Bir kere Gürcü bir ailenin çocuğuyum. Evde hep konuşulan dildir Gürcüce. Bugün Türkiye'de kullanılan Gürcüce'nin edebiyat diliyle uzaktan yakından bir ilgisi yok. Türkiye'deki Gürcüce modern dili takip edememiş, Osmanlı sınırlarında kalmış hep. Türkiye'de konuşulan Gürcüce çok eski bir dil. Ben dili kendi çabalarımla geliştirdim. Yeni bir alfabe öğrendim. Bol kitap okudum. Edebiyatla yakından ilgilendim.
-"Dilden Dile Edebiyatta Gürcülerin Tarihi" diye bir araştırma kitabınız var... Gürcü Edebiyatı'nın nasıl bir yapısı var biz de biraz öğrensek hazır sizi yakalamışken?

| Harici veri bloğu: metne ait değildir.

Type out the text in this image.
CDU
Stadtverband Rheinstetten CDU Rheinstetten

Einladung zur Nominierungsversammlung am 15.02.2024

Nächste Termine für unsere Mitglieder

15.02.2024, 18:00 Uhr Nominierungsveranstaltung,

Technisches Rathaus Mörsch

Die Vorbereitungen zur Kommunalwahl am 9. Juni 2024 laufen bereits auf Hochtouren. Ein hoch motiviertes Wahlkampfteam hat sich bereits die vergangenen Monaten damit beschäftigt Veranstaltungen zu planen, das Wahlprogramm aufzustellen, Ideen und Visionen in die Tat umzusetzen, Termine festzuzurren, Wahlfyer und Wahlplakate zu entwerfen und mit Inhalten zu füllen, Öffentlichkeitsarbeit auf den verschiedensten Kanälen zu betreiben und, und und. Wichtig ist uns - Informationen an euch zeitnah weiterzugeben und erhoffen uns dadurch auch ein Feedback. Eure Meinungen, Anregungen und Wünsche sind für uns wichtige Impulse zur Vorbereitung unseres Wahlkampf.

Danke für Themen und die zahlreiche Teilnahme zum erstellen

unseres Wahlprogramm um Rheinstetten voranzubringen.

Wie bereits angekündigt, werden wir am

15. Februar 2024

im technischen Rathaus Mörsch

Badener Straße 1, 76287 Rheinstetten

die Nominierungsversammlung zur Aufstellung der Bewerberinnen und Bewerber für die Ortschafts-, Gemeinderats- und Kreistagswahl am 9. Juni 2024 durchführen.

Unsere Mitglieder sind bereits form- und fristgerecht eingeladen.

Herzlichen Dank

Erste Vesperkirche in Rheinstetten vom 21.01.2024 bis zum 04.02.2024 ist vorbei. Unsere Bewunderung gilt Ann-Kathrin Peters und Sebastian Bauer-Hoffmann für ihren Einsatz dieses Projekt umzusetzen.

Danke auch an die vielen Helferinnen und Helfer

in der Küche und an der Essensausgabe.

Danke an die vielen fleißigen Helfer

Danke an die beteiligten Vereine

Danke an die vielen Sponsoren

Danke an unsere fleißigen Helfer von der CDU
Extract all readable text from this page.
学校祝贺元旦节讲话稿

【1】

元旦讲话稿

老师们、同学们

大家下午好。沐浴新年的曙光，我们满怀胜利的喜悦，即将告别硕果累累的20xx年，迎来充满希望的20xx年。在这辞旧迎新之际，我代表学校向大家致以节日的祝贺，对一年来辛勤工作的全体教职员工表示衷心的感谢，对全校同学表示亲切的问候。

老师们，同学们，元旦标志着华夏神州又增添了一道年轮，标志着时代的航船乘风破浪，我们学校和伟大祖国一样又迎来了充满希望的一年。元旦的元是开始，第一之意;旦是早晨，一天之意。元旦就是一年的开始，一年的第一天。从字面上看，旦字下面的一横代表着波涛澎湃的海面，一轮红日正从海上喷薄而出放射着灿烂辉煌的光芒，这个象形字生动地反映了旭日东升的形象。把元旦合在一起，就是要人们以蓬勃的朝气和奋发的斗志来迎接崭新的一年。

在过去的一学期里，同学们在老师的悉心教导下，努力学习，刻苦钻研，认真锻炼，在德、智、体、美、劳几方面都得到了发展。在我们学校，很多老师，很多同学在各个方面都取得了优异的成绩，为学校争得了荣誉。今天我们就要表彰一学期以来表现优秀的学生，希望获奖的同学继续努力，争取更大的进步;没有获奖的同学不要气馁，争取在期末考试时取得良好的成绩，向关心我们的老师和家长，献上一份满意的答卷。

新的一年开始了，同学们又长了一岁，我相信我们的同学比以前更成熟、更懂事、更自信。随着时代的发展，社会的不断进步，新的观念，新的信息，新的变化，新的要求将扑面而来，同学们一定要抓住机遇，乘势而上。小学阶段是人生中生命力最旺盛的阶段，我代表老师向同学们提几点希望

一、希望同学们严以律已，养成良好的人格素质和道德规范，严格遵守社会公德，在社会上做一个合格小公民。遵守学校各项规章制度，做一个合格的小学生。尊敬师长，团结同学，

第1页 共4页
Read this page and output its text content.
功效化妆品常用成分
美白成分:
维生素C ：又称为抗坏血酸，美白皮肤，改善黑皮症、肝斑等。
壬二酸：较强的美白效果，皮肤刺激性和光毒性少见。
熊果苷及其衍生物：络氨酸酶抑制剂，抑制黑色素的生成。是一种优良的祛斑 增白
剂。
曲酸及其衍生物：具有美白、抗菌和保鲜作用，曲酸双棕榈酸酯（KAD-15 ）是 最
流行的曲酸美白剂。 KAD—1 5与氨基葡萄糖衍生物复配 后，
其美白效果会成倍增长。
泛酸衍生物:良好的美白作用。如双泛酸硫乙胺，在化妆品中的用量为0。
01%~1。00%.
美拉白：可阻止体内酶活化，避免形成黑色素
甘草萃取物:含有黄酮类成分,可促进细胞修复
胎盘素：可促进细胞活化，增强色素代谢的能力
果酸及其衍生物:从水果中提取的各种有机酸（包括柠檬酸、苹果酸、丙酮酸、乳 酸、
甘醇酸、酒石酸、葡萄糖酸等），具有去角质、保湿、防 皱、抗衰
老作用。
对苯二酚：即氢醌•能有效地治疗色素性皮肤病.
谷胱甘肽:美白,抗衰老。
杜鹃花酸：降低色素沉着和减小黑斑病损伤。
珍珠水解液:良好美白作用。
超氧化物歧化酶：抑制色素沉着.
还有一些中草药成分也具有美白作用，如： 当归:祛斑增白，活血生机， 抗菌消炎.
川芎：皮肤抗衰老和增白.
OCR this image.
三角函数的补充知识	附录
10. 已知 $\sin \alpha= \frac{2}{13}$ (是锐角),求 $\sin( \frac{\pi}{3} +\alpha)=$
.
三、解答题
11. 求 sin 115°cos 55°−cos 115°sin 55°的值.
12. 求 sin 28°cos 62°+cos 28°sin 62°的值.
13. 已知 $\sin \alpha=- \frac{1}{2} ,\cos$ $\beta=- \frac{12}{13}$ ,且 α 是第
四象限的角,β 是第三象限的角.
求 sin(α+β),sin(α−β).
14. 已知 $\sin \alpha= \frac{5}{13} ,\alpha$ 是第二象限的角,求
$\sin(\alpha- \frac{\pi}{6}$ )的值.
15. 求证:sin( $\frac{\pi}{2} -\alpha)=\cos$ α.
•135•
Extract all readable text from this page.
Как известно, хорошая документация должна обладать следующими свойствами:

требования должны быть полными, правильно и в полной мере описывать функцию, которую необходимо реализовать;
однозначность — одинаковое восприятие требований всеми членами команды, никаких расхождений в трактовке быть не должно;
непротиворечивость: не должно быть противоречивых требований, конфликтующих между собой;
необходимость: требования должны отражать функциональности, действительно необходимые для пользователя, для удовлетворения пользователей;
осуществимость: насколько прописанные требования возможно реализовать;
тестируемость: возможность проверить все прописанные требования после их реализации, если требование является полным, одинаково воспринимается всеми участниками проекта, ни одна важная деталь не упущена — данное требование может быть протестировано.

Şiir ağırlıklı bir edebiyat olduğunu söyleyebilirim. 13. yüzyılın başında Şota Rustaveli tarafından yazılmış "Vephistkaosani" (Kaplan Postlu Şövalye) Gürcü şiirinin doruk noktalarından biri sayılır. Çok önemsenir. O kadar önemsenir ki yakın tarihlere kadar evlenen bütün Gürcü kızlarının çeyizine bu kitap konurmuş. Sonrası Gürcüstan'ın savaşların içinde olduğu bir dönem, dolayısıyla bir duraksama yaşanıyor. Ama iyi çıkış yapan şairler hep var. 19. yüzyıldaysa özel bir önemi var Gürcü Edebiyatı'nın, çünkü Çarlık Rusya'sı içinde yer alan Gürcülerin ulusal bağımsızlığını sağlayan yazarlar ön plana çıkmaya başlıyor. Türkiye'de de benzer bir durum vardır, Namık Kemal gibi... Sonrasında da Sovyet dönemi var. Sovyetler'in ideolojisi içinde kalmış yapıtlar geliyor. Fakat okunduğunda, incelendiğinde görülüyor ki aslında 50'lerden sonra bütün yazarlar o belli kalıpları zorlayarak yazmaya çalışıyorlar...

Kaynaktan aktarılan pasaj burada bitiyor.